2. Intuition Behind LOF#

  • LOF measures local density deviation:

    • Points in sparse regions compared to their neighbors → anomalies.

    • Uses k-nearest neighbors (kNN) to estimate local density.

  • Key idea: Compare a point’s density with the density of its neighbors.

    • If density is much lower → point is a local outlier.


3. How LOF Works#

  1. Choose k, the number of nearest neighbors.

  2. For each point:

    • Find its k nearest neighbors.

    • Compute the average distance to neighbors → estimates local density.

  3. Compare local density of the point with densities of neighbors:

    • Low density relative to neighbors → high LOF score → outlier.

    • High density relative to neighbors → normal point.

  • LOF score interpretation:

    • Score ≈ 1 → normal

    • Score > 1 → outlier

    • Higher score → stronger anomaly


4. Advantages#

  • Detects local anomalies that global methods (like Isolation Forest) might miss.

  • Handles datasets with clusters of varying densities.

  • Based on distance metrics: Euclidean, Manhattan, Minkowski, etc.


5. Practical Usage#

  • Available in sklearn.neighbors.LocalOutlierFactor.

  • Parameters:

    • n_neighbors: Number of neighbors to use for density estimation.

    • metric: Distance metric (e.g., Euclidean, Manhattan).
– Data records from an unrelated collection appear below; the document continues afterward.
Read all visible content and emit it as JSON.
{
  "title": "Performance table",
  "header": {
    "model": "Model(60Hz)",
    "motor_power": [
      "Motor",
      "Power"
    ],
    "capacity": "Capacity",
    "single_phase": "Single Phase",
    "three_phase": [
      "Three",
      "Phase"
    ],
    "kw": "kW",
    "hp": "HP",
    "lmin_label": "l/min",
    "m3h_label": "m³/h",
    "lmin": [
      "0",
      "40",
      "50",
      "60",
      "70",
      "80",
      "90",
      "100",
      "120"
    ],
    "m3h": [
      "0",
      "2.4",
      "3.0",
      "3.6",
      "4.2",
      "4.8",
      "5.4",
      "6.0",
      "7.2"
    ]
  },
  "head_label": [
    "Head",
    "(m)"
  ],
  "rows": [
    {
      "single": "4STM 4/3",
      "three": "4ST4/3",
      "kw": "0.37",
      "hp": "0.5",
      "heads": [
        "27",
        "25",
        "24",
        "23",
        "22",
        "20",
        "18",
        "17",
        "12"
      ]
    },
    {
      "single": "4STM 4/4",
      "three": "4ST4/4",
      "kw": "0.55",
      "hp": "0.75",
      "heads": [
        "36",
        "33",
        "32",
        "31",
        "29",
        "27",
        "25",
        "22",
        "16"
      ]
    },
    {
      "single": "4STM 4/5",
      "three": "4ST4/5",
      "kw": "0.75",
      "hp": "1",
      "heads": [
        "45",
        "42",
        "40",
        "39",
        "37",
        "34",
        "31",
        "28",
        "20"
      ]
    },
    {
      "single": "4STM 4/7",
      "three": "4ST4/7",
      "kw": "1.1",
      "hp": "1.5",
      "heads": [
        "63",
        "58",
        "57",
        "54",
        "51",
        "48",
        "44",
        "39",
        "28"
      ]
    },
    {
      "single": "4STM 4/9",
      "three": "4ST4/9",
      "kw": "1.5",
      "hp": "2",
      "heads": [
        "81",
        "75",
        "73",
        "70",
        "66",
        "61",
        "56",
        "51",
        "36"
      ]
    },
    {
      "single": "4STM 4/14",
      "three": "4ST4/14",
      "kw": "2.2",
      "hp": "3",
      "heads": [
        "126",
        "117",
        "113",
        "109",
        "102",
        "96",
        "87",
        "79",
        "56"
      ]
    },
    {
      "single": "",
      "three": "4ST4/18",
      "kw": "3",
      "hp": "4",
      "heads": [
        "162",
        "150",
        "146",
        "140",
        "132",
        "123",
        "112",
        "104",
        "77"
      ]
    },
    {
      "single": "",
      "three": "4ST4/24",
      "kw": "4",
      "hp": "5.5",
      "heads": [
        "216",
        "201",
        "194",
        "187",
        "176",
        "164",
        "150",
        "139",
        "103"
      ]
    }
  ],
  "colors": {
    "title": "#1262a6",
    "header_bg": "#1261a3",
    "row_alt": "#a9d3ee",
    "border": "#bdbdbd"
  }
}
    • contamination: Expected proportion of outliers.

  • Output:

    • LOF score for each sample.

    • Can identify local anomalies for further analysis.


Summary

  • LOF is useful for detecting local deviations in density.

  • Especially effective when data has clusters with different densities.
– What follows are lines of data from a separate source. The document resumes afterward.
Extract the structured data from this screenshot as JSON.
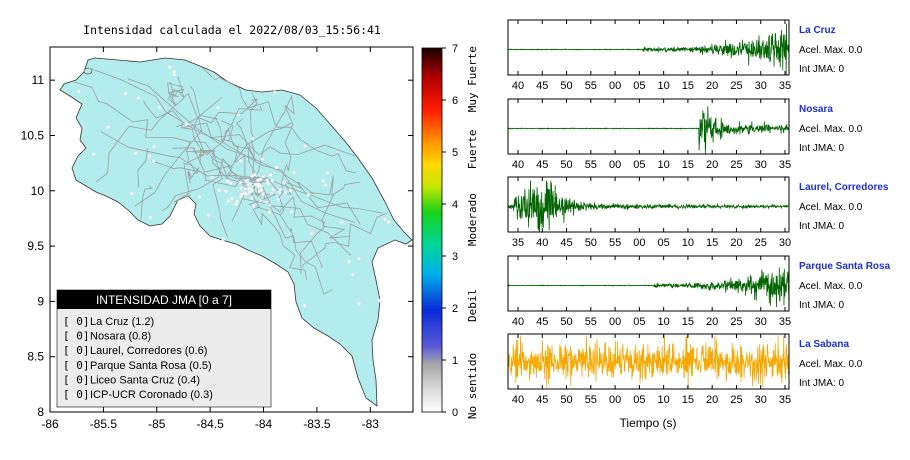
{
  "map": {
    "title": "Intensidad calculada el 2022/08/03_15:56:41",
    "land_color": "#b3ecec",
    "x_ticks": [
      "-86",
      "-85.5",
      "-85",
      "-84.5",
      "-84",
      "-83.5",
      "-83"
    ],
    "y_ticks": [
      "11",
      "10.5",
      "10",
      "9.5",
      "9",
      "8.5",
      "8"
    ],
    "xlim": [
      -86,
      -82.6
    ],
    "ylim": [
      8,
      11.3
    ]
  },
  "legend": {
    "header": "INTENSIDAD JMA [0 a 7]",
    "items": [
      {
        "value": "[ 0]",
        "label": "La Cruz (1.2)"
      },
      {
        "value": "[ 0]",
        "label": "Nosara (0.8)"
      },
      {
        "value": "[ 0]",
        "label": "Laurel, Corredores (0.6)"
      },
      {
        "value": "[ 0]",
        "label": "Parque Santa Rosa (0.5)"
      },
      {
        "value": "[ 0]",
        "label": "Liceo Santa Cruz (0.4)"
      },
      {
        "value": "[ 0]",
        "label": "ICP-UCR Coronado (0.3)"
      }
    ]
  },
  "colorbar": {
    "ticks": [
      "0",
      "1",
      "2",
      "3",
      "4",
      "5",
      "6",
      "7"
    ],
    "categories": [
      "No sentido",
      "Debil",
      "Moderado",
      "Fuerte",
      "Muy Fuerte"
    ],
    "range": [
      0,
      7
    ]
  },
  "chart_data": [
    {
      "type": "line",
      "name": "La Cruz",
      "color": "#006400",
      "x_ticks": [
        "40",
        "45",
        "50",
        "55",
        "00",
        "05",
        "10",
        "15",
        "20",
        "25",
        "30",
        "35"
      ],
      "acel_text": "Acel. Max. 0.0",
      "int_text": "Int JMA: 0",
      "onset": 0.48,
      "profile": "growing",
      "amplitude": 1.0
    },
    {
      "type": "line",
      "name": "Nosara",
      "color": "#006400",
      "x_ticks": [
        "40",
        "45",
        "50",
        "55",
        "00",
        "05",
        "10",
        "15",
        "20",
        "25",
        "30",
        "35"
      ],
      "acel_text": "Acel. Max. 0.0",
      "int_text": "Int JMA: 0",
      "onset": 0.68,
      "profile": "spike",
      "amplitude": 1.0
    },
    {
      "type": "line",
      "name": "Laurel, Corredores",
      "color": "#006400",
      "x_ticks": [
        "35",
        "40",
        "45",
        "50",
        "55",
        "00",
        "05",
        "10",
        "15",
        "20",
        "25",
        "30"
      ],
      "acel_text": "Acel. Max. 0.0",
      "int_text": "Int JMA: 0",
      "onset": 0.0,
      "profile": "early",
      "amplitude": 1.0
    },
    {
      "type": "line",
      "name": "Parque Santa Rosa",
      "color": "#006400",
      "x_ticks": [
        "40",
        "45",
        "50",
        "55",
        "00",
        "05",
        "10",
        "15",
        "20",
        "25",
        "30",
        "35"
      ],
      "acel_text": "Acel. Max. 0.0",
      "int_text": "Int JMA: 0",
      "onset": 0.52,
      "profile": "growing",
      "amplitude": 1.0
    },
    {
      "type": "line",
      "name": "La Sabana",
      "color": "#f5a800",
      "x_ticks": [
        "40",
        "45",
        "50",
        "55",
        "00",
        "05",
        "10",
        "15",
        "20",
        "25",
        "30",
        "35"
      ],
      "acel_text": "Acel. Max. 0.0",
      "int_text": "Int JMA: 0",
      "onset": 0.0,
      "profile": "noise",
      "amplitude": 1.0,
      "xlabel": "Tiempo (s)"
    }
  ]
}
  • Uses k-nearest neighbor distances to compute local anomaly scores.

import numpy as np
import matplotlib.pyplot as plt
from sklearn.neighbors import LocalOutlierFactor

# Generate sample data
np.random.seed(42)
# Two clusters
cluster1 = np.random.randn(100, 2) + [2, 2]
cluster2 = np.random.randn(100, 2) + [7, 7]
# Outliers
outliers = np.array([[0, 0], [8, 0], [3, 9]])

# Combine data
X = np.vstack([cluster1, cluster2, outliers])

# Fit Local Outlier Factor
lof = LocalOutlierFactor(n_neighbors=20, contamination=0.05)  # 5% expected outliers
y_pred = lof.fit_predict(X)  # -1 = outlier, 1 = inlier
lof_scores = -lof.negative_outlier_factor_  # higher score = more anomalous

# Plot results
plt.figure(figsize=(8,6))
plt.scatter(X[:,0], X[:,1], c=['red' if i==-1 else 'blue' for i in y_pred], s=50, edgecolor='k')
plt.xlabel("Feature 1")
plt.ylabel("Feature 2")
plt.title("Local Outlier Factor (LOF) Anomaly Detection")
plt.show()

# Print outlier points
print("Detected outliers:")
print(X[y_pred==-1])
../../../_images/350bb9353a3f83702926e153c2790890ab175eb634451413ab7f4bbb42df8ebe.png
Detected outliers:
[[-0.6197451   2.8219025 ]
 [ 1.73534317  4.72016917]
 [ 7.51504769 10.85273149]
 [ 9.31465857  5.13273481]
 [ 3.75873266  5.97561236]
 [ 9.13303337  5.0479122 ]
 [ 5.67976679  8.83145877]
 [ 5.28686547  8.35387237]
 [ 0.          0.        ]
 [ 8.          0.        ]
 [ 3.          9.        ]]

Explanation

  1. We generate two clusters and a few outliers.

  2. LocalOutlierFactor computes LOF score for each sample based on k-nearest neighbors.

  3. Points with low local density compared to neighbors are marked as outliers (-1).

  4. We visualize:

    • Blue points → normal/inliers

    • Red points → detected outliers


Key Notes

  • n_neighbors: Controls how “local” the density comparison is.

    • Small k → sensitive to local anomalies

    • Large k → more like global anomalies

  • contamination: Expected fraction of anomalies, helps define threshold.

  • LOF detects local anomalies that might not be far from other clusters but are sparse relative to their neighbors.